The ban comes amid increasing apprehensions about China’s influence on the app and its potential for interference. The administration of New York City Mayor Eric Adams has stated that TikTok poses a significant security threat to the city’s technical networks. As a result, government employees will lose access to the app and its website on city-owned devices and networks if the app is not removed within 30 days.

This move follows a wider call from American lawmakers for a nationwide ban on TikTok, which is used by over 150 million Americans. These calls have been fueled by fears of potential manipulation by the Chinese government.

Despite these concerns, TikTok has maintained that it has not shared, nor would it share, US user data with the Chinese government.
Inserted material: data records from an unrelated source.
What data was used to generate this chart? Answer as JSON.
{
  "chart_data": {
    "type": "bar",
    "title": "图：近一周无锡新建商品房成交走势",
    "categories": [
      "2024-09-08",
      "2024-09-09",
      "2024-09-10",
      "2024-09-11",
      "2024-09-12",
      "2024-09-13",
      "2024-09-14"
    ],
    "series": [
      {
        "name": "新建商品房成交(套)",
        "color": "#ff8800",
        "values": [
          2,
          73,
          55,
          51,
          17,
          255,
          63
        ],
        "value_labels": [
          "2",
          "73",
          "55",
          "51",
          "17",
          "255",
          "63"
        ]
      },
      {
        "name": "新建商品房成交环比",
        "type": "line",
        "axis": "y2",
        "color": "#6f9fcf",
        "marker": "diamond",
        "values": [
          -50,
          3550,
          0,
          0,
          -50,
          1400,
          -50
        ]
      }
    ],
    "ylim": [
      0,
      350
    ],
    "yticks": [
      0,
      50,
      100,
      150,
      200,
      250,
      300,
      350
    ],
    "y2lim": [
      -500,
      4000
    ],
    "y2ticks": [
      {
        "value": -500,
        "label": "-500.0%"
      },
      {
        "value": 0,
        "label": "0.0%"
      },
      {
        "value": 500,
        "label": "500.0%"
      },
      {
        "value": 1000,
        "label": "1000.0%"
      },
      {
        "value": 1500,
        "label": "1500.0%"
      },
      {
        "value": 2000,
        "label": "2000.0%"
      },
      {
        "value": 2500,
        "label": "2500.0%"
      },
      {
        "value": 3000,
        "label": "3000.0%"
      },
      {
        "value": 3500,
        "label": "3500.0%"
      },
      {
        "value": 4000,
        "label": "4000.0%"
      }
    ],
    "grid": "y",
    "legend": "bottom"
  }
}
The platform has also emphasized its commitment to protecting the privacy and security of its users through robust measures.

However, leading US security figures, including FBI Director Christopher Wray and CIA Director William Burns, have expressed concerns about the app. Wray suggested that TikTok could be exploited by the Chinese government to manipulate software on numerous devices and spread divisive narratives among Americans.

In 2020, former President Donald Trump attempted to ban new TikTok downloads, but his efforts were blocked by multiple court rulings. Despite this, the use of TikTok on government-owned smartphones remains prohibited in many American states and cities. Montana, for instance, passed a law banning the app statewide starting from January 1, although the legality of this law is currently being challenged in court.

A recent Reuters/Ipsos study revealed that more than half of American adults support a TikTok ban, indicating a growing public concern over the app’s potential security risks.